Project ECHO: Review and Research Agenda
This paper introduces Project ECHO (Extension for Community Healthcare Outcomes), describes its core components as an intervention, and briefly recount its ascent as a way to bring specialty health care to underserved rural populations. We conclude with suggestions for future evaluation and research to improve its performance in the field as it scales out.
Strategies to Scale Up Social Programs: Pathways, Partnerships and Fidelity
This study funded by the Wallace Foundation and conducted by Larson, Dearing and Baker, assesses the conditions and circumstances that favor one scaling-up strategy over others.
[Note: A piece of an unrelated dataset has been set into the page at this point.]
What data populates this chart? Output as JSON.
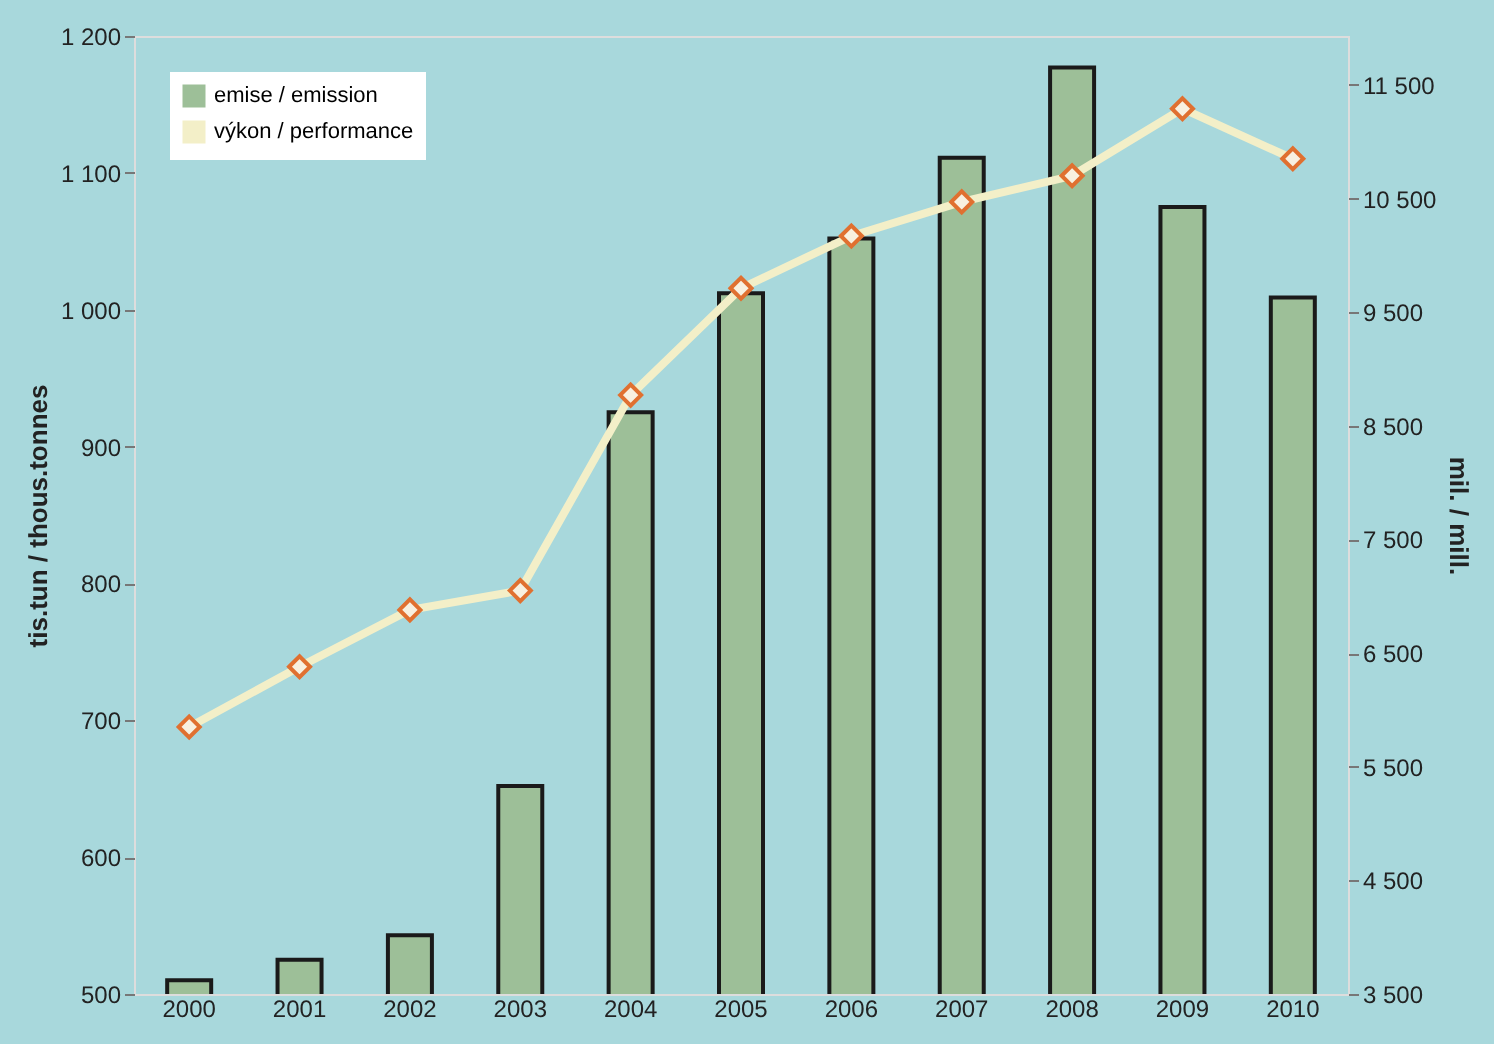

The primary focus is on collaboration and partnerships found in 45 social innovations that scaled up using different strategies.
An Agenda for Research on the Sustainability of Public Health Programs
In this American Journal of Public Health publication, Scheirer and Dearing provide guidance for research and evaluation of health program sustainability, including definitions and types of sustainability, specifications and measurements of dependent variables, definitions of independent variables or factors that influence sustainability, and suggestions for designs for research and data collection.
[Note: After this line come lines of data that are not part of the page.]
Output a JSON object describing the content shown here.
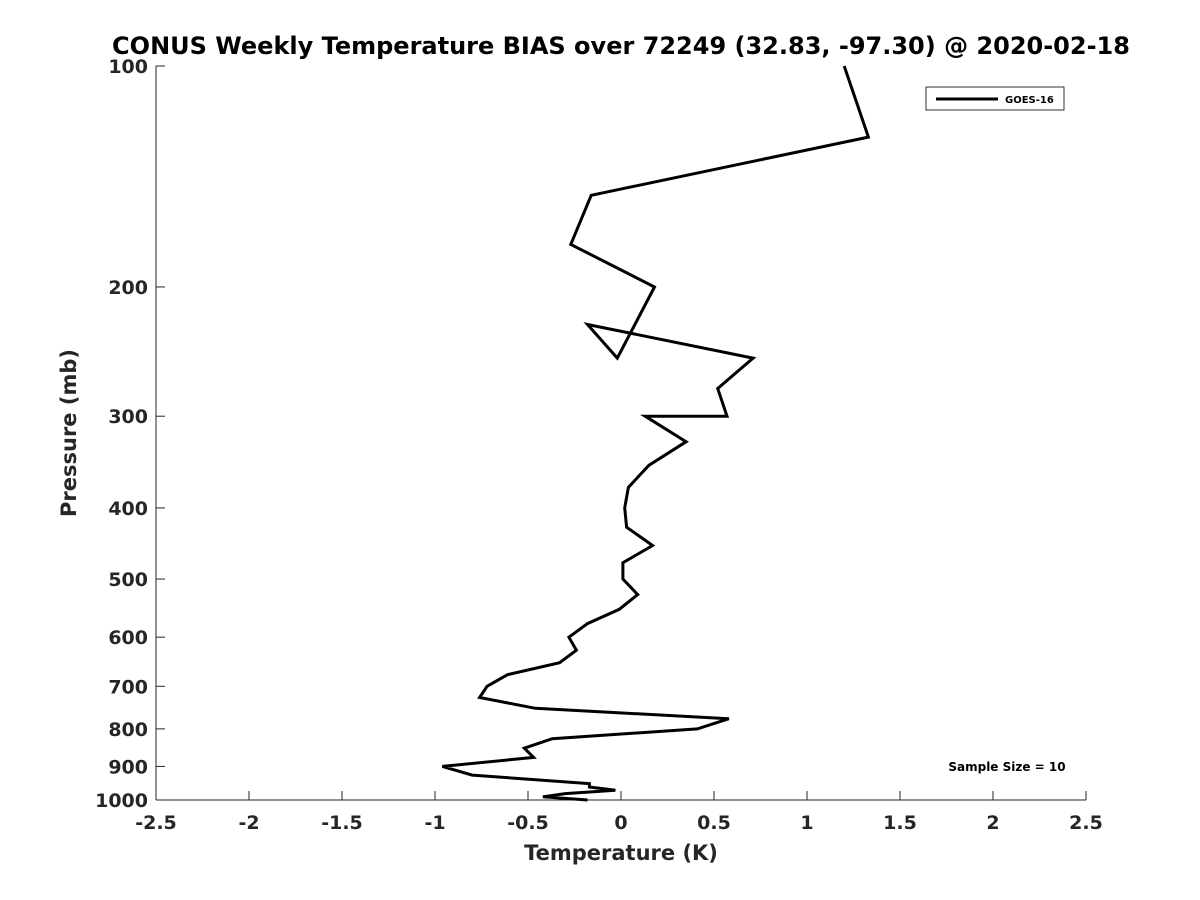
{
  "chart_data": {
    "type": "line",
    "title": "CONUS Weekly Temperature BIAS over 72249 (32.83, -97.30) @ 2020-02-18",
    "xlabel": "Temperature (K)",
    "ylabel": "Pressure (mb)",
    "xlim": [
      -2.5,
      2.5
    ],
    "ylim": [
      100,
      1000
    ],
    "y_scale": "log",
    "y_reversed": true,
    "x_ticks": [
      "-2.5",
      "-2",
      "-1.5",
      "-1",
      "-0.5",
      "0",
      "0.5",
      "1",
      "1.5",
      "2",
      "2.5"
    ],
    "x_tick_values": [
      -2.5,
      -2,
      -1.5,
      -1,
      -0.5,
      0,
      0.5,
      1,
      1.5,
      2,
      2.5
    ],
    "y_ticks": [
      "100",
      "200",
      "300",
      "400",
      "500",
      "600",
      "700",
      "800",
      "900",
      "1000"
    ],
    "y_tick_values": [
      100,
      200,
      300,
      400,
      500,
      600,
      700,
      800,
      900,
      1000
    ],
    "grid": false,
    "legend_position": "top-right",
    "annotation": "Sample Size = 10",
    "series": [
      {
        "name": "GOES-16",
        "color": "#000000",
        "points": [
          {
            "x": 1.2,
            "y": 100
          },
          {
            "x": 1.33,
            "y": 125
          },
          {
            "x": -0.16,
            "y": 150
          },
          {
            "x": -0.27,
            "y": 175
          },
          {
            "x": 0.18,
            "y": 200
          },
          {
            "x": -0.02,
            "y": 250
          },
          {
            "x": -0.18,
            "y": 225
          },
          {
            "x": 0.71,
            "y": 250
          },
          {
            "x": 0.52,
            "y": 275
          },
          {
            "x": 0.57,
            "y": 300
          },
          {
            "x": 0.13,
            "y": 300
          },
          {
            "x": 0.35,
            "y": 325
          },
          {
            "x": 0.15,
            "y": 350
          },
          {
            "x": 0.04,
            "y": 375
          },
          {
            "x": 0.02,
            "y": 400
          },
          {
            "x": 0.03,
            "y": 425
          },
          {
            "x": 0.17,
            "y": 450
          },
          {
            "x": 0.01,
            "y": 475
          },
          {
            "x": 0.01,
            "y": 500
          },
          {
            "x": 0.09,
            "y": 525
          },
          {
            "x": -0.01,
            "y": 550
          },
          {
            "x": -0.18,
            "y": 575
          },
          {
            "x": -0.28,
            "y": 600
          },
          {
            "x": -0.24,
            "y": 625
          },
          {
            "x": -0.33,
            "y": 650
          },
          {
            "x": -0.61,
            "y": 675
          },
          {
            "x": -0.72,
            "y": 700
          },
          {
            "x": -0.76,
            "y": 725
          },
          {
            "x": -0.46,
            "y": 750
          },
          {
            "x": 0.58,
            "y": 775
          },
          {
            "x": 0.41,
            "y": 800
          },
          {
            "x": -0.37,
            "y": 825
          },
          {
            "x": -0.52,
            "y": 850
          },
          {
            "x": -0.47,
            "y": 875
          },
          {
            "x": -0.96,
            "y": 900
          },
          {
            "x": -0.8,
            "y": 925
          },
          {
            "x": -0.17,
            "y": 950
          },
          {
            "x": -0.17,
            "y": 960
          },
          {
            "x": -0.03,
            "y": 970
          },
          {
            "x": -0.3,
            "y": 980
          },
          {
            "x": -0.42,
            "y": 990
          },
          {
            "x": -0.18,
            "y": 1000
          }
        ]
      }
    ]
  }
}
Design Research and the Diffusion of Innovations
This chapter in The Handbook of Design Research Methods in Education: Innovations in Science, Technology, Engineering and Mathematics Learning and Teaching by Larson and Dearing introduces the diffusion of innovation paradigm and explicates how, in the case of consequential innovations such as design research, diffusion operates. It poses questions that can facilitate a purposive diffusion strategy for accelerating the spread of design research as a new and effective methodology for use by educational researchers.
Designing for Diffusion of a Biomedical Intervention
In this American Journal of Preventive Medicine publication, Dearing, Larson and others apply what is known about diffusion to the general case of biomedical interventions and specifically pre-exposure prophylaxis (PrEP). It defines designing for diffusion as the taking of strategic steps early in the process of creating and refining an evidence-based intervention to increase its chances of being noticed, positively perceived, accessed, and tried and then adopted, implemented, and sustained in practice.
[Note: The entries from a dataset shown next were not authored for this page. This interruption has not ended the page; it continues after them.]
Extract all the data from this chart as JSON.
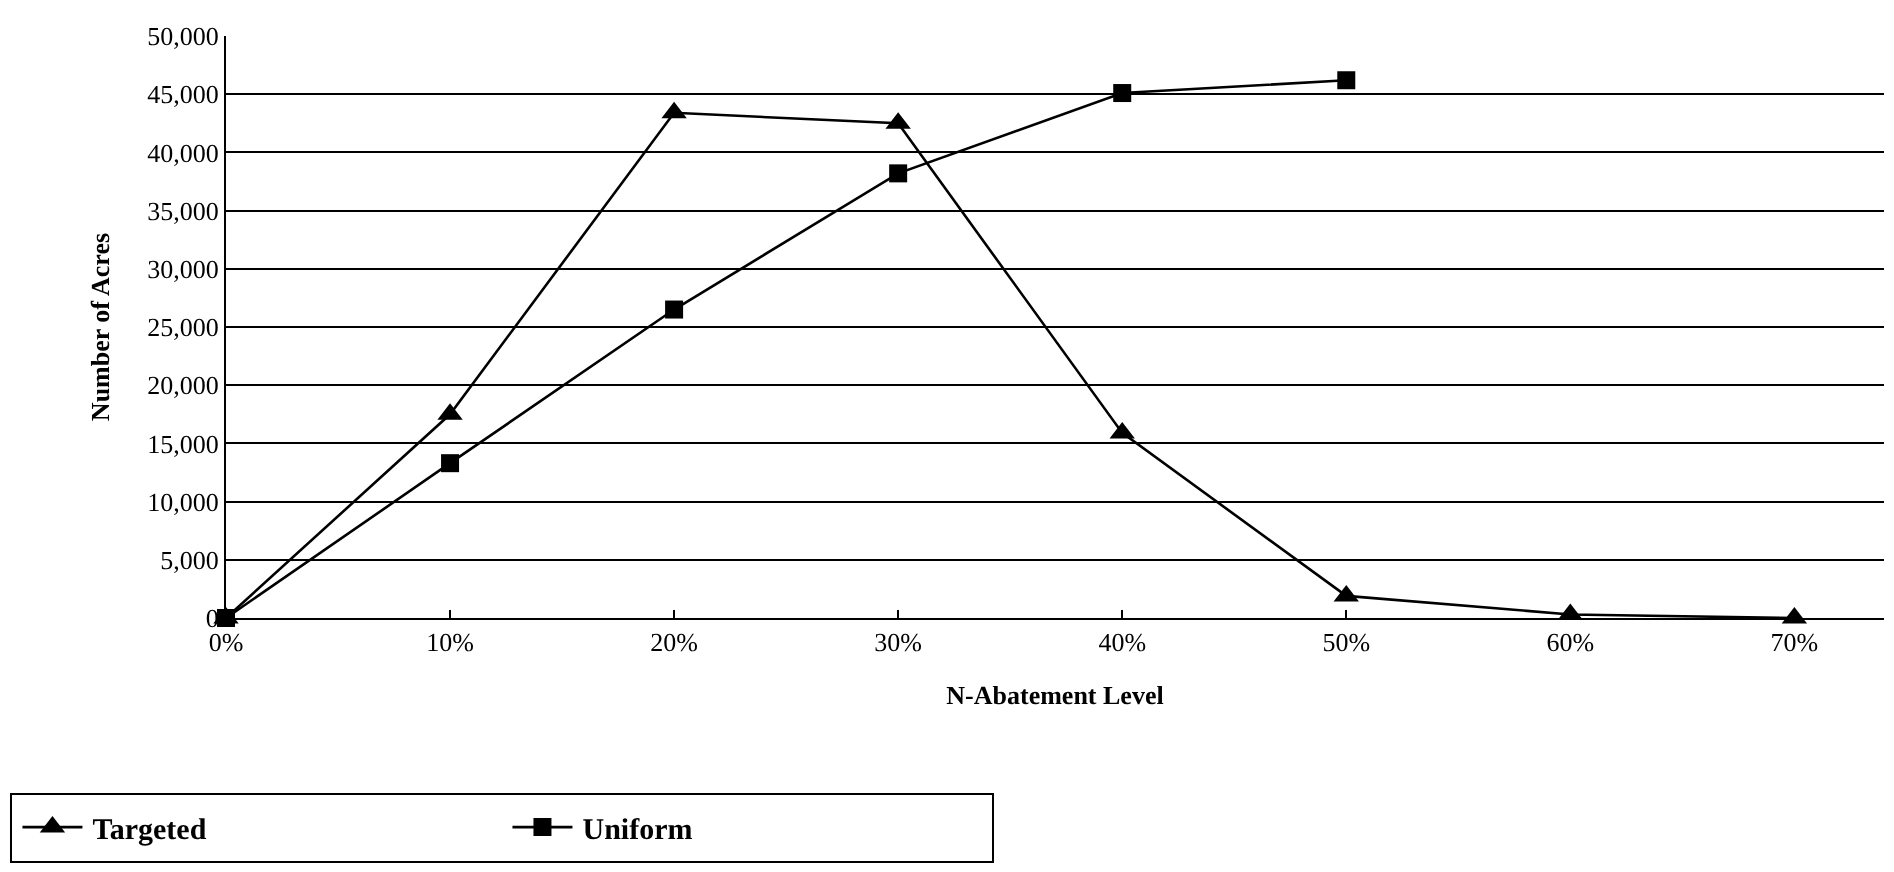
{
  "chart_data": {
    "type": "line",
    "xlabel": "N-Abatement Level",
    "ylabel": "Number of Acres",
    "x": [
      0,
      10,
      20,
      30,
      40,
      50,
      60,
      70
    ],
    "series": [
      {
        "name": "Targeted",
        "color": "#000000",
        "marker": "triangle",
        "values": [
          0,
          17500,
          43400,
          42500,
          15900,
          1900,
          300,
          0
        ]
      },
      {
        "name": "Uniform",
        "color": "#000000",
        "marker": "square",
        "values": [
          0,
          13300,
          26500,
          38200,
          45100,
          46200,
          null,
          null
        ]
      }
    ],
    "xlim": [
      0,
      74
    ],
    "xticks": [
      {
        "value": 0,
        "label": "0%"
      },
      {
        "value": 10,
        "label": "10%"
      },
      {
        "value": 20,
        "label": "20%"
      },
      {
        "value": 30,
        "label": "30%"
      },
      {
        "value": 40,
        "label": "40%"
      },
      {
        "value": 50,
        "label": "50%"
      },
      {
        "value": 60,
        "label": "60%"
      },
      {
        "value": 70,
        "label": "70%"
      }
    ],
    "ylim": [
      0,
      50000
    ],
    "yticks": [
      {
        "value": 0,
        "label": "0"
      },
      {
        "value": 5000,
        "label": "5,000"
      },
      {
        "value": 10000,
        "label": "10,000"
      },
      {
        "value": 15000,
        "label": "15,000"
      },
      {
        "value": 20000,
        "label": "20,000"
      },
      {
        "value": 25000,
        "label": "25,000"
      },
      {
        "value": 30000,
        "label": "30,000"
      },
      {
        "value": 35000,
        "label": "35,000"
      },
      {
        "value": 40000,
        "label": "40,000"
      },
      {
        "value": 45000,
        "label": "45,000"
      },
      {
        "value": 50000,
        "label": "50,000"
      }
    ],
    "grid": "y",
    "legend": "bottom left",
    "line_style": "solid"
  }
}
Diffusing STEM Pedagogies: The Role of Opinion Leaders
Larson and Meyer use literature and exploratory data to contrast awareness and persuasion and suggest that opinion leaders in academic departments can play a critical role in the diffusion of STEM pedagogies in this article from Metropolitan Universities.
Disseminating Proven Approaches to Physical Activity Promotion
Approaches from diffusion of innovations and social marketing are used to propose efficient means to promote and enhance the dissemination of evidence-based physical activity programs in this article by Dearing, Maibach and Buller published in the American Journal of Preventive Medicine .
How Centers Work: Building and Sustaining Academic Nonprofit Centers
In this publication from the W. K. Kellogg Foundation, Larson and Barnes share findings about the development and sustainability of academic nonprofit centers. They describe how these centers work – how they were created, who leads them, how they are lead, and how they gain academic credibility and institutional stability.
Local Reinvention of the CDC HIV Prevention Community Planning Initiative
In the Journal of Community Health, Larson, Dearing and others conclude that to fully achieve the potential of HIV prevention community planning a distinction should be drawn so that information-seeking tasks are centrally coordinated and decision-making tasks are decentralized.
Next Steps in Designing for Diffusion of Pre-Exposure Prophylaxis
Dearing, Norton and Larson suggest that pre-exposure prophylaxis, a biomedical intervention with potential to be highly effective if well implemented and used, appears well suited to sequential demonstration, first for experimental purposes with the objective of assessment of feasible delivery methods, and second for exemplary purposes with the objective of promoting its effective implementation in this article in the American Journal of Preventive Medicine.